Look at us, like some old timers sat around pining after the girlfriends of our youth. It’s Tuesday and we’re still smiling. Finally the Six Nations has delivered and we’re all satisfied nods, post coital cigarettes and “I told you so’s”. It’s only taken five weeks of fumbling around like a permanently erect teen, but we got there. The clasp is undone and we are swinging free. How lovely.
Ireland got going early. It seemed to have been stored up for a long time, for it came out fast and fulsome: Italy, the victims of all those pent up tries.

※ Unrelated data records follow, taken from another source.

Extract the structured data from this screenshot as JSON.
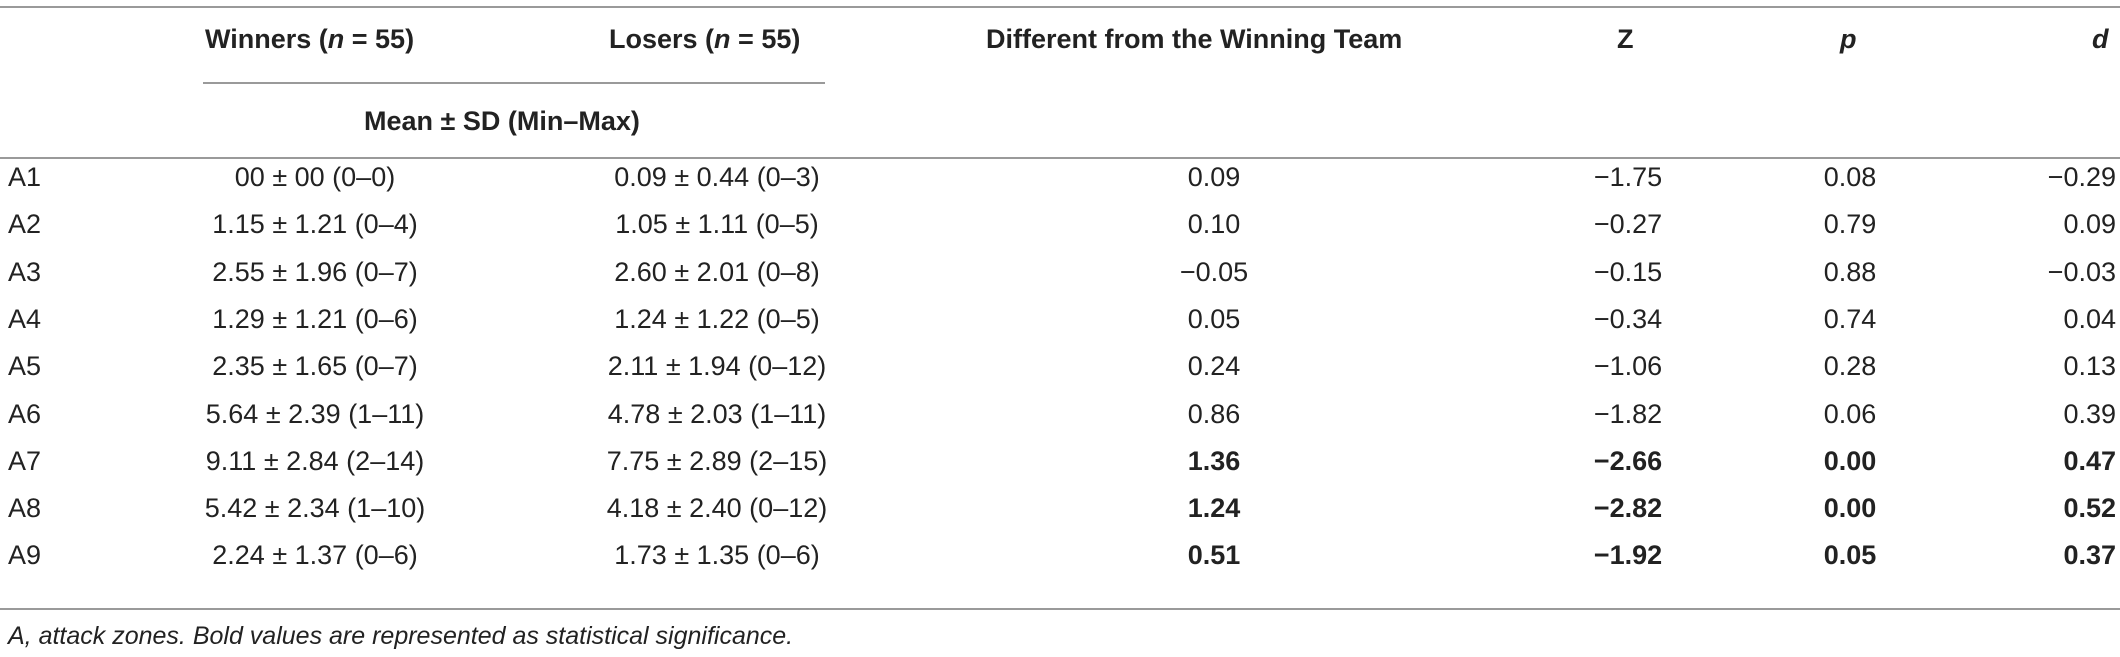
{
  "header": {
    "winners_pre": "Winners (",
    "winners_n": "n",
    "winners_post": " = 55)",
    "losers_pre": "Losers (",
    "losers_n": "n",
    "losers_post": " = 55)",
    "diff": "Different from the Winning Team",
    "z": "Z",
    "p": "p",
    "d": "d",
    "mean_sd": "Mean ± SD (Min–Max)"
  },
  "rows": [
    {
      "zone": "A1",
      "winners": "00 ± 00 (0–0)",
      "losers": "0.09 ± 0.44 (0–3)",
      "diff": "0.09",
      "z": "−1.75",
      "p": "0.08",
      "d": "−0.29",
      "bold": false
    },
    {
      "zone": "A2",
      "winners": "1.15 ± 1.21 (0–4)",
      "losers": "1.05 ± 1.11 (0–5)",
      "diff": "0.10",
      "z": "−0.27",
      "p": "0.79",
      "d": "0.09",
      "bold": false
    },
    {
      "zone": "A3",
      "winners": "2.55 ± 1.96 (0–7)",
      "losers": "2.60 ± 2.01 (0–8)",
      "diff": "−0.05",
      "z": "−0.15",
      "p": "0.88",
      "d": "−0.03",
      "bold": false
    },
    {
      "zone": "A4",
      "winners": "1.29 ± 1.21 (0–6)",
      "losers": "1.24 ± 1.22 (0–5)",
      "diff": "0.05",
      "z": "−0.34",
      "p": "0.74",
      "d": "0.04",
      "bold": false
    },
    {
      "zone": "A5",
      "winners": "2.35 ± 1.65 (0–7)",
      "losers": "2.11 ± 1.94 (0–12)",
      "diff": "0.24",
      "z": "−1.06",
      "p": "0.28",
      "d": "0.13",
      "bold": false
    },
    {
      "zone": "A6",
      "winners": "5.64 ± 2.39 (1–11)",
      "losers": "4.78 ± 2.03 (1–11)",
      "diff": "0.86",
      "z": "−1.82",
      "p": "0.06",
      "d": "0.39",
      "bold": false
    },
    {
      "zone": "A7",
      "winners": "9.11 ± 2.84 (2–14)",
      "losers": "7.75 ± 2.89 (2–15)",
      "diff": "1.36",
      "z": "−2.66",
      "p": "0.00",
      "d": "0.47",
      "bold": true
    },
    {
      "zone": "A8",
      "winners": "5.42 ± 2.34 (1–10)",
      "losers": "4.18 ± 2.40 (0–12)",
      "diff": "1.24",
      "z": "−2.82",
      "p": "0.00",
      "d": "0.52",
      "bold": true
    },
    {
      "zone": "A9",
      "winners": "2.24 ± 1.37 (0–6)",
      "losers": "1.73 ± 1.35 (0–6)",
      "diff": "0.51",
      "z": "−1.92",
      "p": "0.05",
      "d": "0.37",
      "bold": true
    }
  ],
  "footnote": "A, attack zones. Bold values are represented as statistical significance."
}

Despite good showings of late, Belladonna failed to turn up in anything like the right outfit. Emerald green poured through holes, linking and twirling like a prosecco-fuelled hen party. As early as the sixth minute Italian wingers were patting it down to absolutely no-one, and Ireland were pouncing. Earls was sent through gaps and front foot ball was forthcoming. Soon enough, it seemed to be on from anywhere and the move of the game was swept home by Heaslip just before half time. To think this was the same side that toiled against France on the second weekend was bizarre. Ireland through fifty points, Schmidt redeemed and spent. The Azzurri left with just a long walk of shame.
And then, back to the scene of a crime. England v Wales, Twickenham, not six months since Robshaw inexplicably said ‘Let us kick to the corner’. For all Lancaster’s dithering, Jones has got down and dirty pretty quick. For a man on self-imposed media exile, he did well to wind up the Welsh pre-match. And it worked. For forty minutes there was only one side playing; the men in red looked as though they’d turned up on the wrong date. Krutoje © (it’ll catch on) ran the engine room and England purred through the points, Watson sauntered in unopposed and Joe Marler got so excited, he questioned Samson Lee’s tarmacking skills.
In the second period, the absolute worst thing for a Wales fan happened. They started to play some rugby. Having only snacked on a Dan Biggar charge down, graciously donated by a George Ford looking suspiciously out of sorts, the visitors unleashed whatever the opposite of Warrenball is called. North strode in and then Faletau brushed off tackles that would have had Paul Gustard bringing up his Jaffa cakes. Suddenly, it was a four point game with only seconds on the clock. Could Gatland’s men piss in the fruit punch from here? Wales launched a final attack and even though video evidence found George North still in play when he passed the ball back infield, Craig Joubert blew his ultimate whistle. Wales fans the world over understood what the Scots had been going on about post RWC.
Speaking of which, France went to Murrayfield. The Championship title, unfathomably, was still on for Guy Noves’ men, but what we all wanted was some decent rugby. Les Bleus started well, a neatly worked try saw Guirado scamper through. But this was just foreplay designed to unbutton the jockstrap; Hogg dipped inside his man to score and then Taylor tapped and went, and just carried on going. Fickou claimed France’s second and a half time reprieve, but it wasn’t long before Scotland were pressing again. Uncle Vern looked on appreciatively as ‘Little Stuey’ slotted from just inside his own half; Machenaud returned the favour, but as first Dunbar, then WP Nel, brought Scotland up the field, you felt a climax was coming. Laidlaw’s miss pass was touched on by the irrepressible Hogg, and Visser adopted the missionary position in the corner. Only two from two but you have to feel Scotland are one of the best looking sides in the competition.
And that, as they say, was that. A gloriously dirty weekend, especially if you are English; little left but foistiness and wet patches. Same again next Saturday? Perhaps try out some new positions… A little higher up the table? Everyone will be hoping so.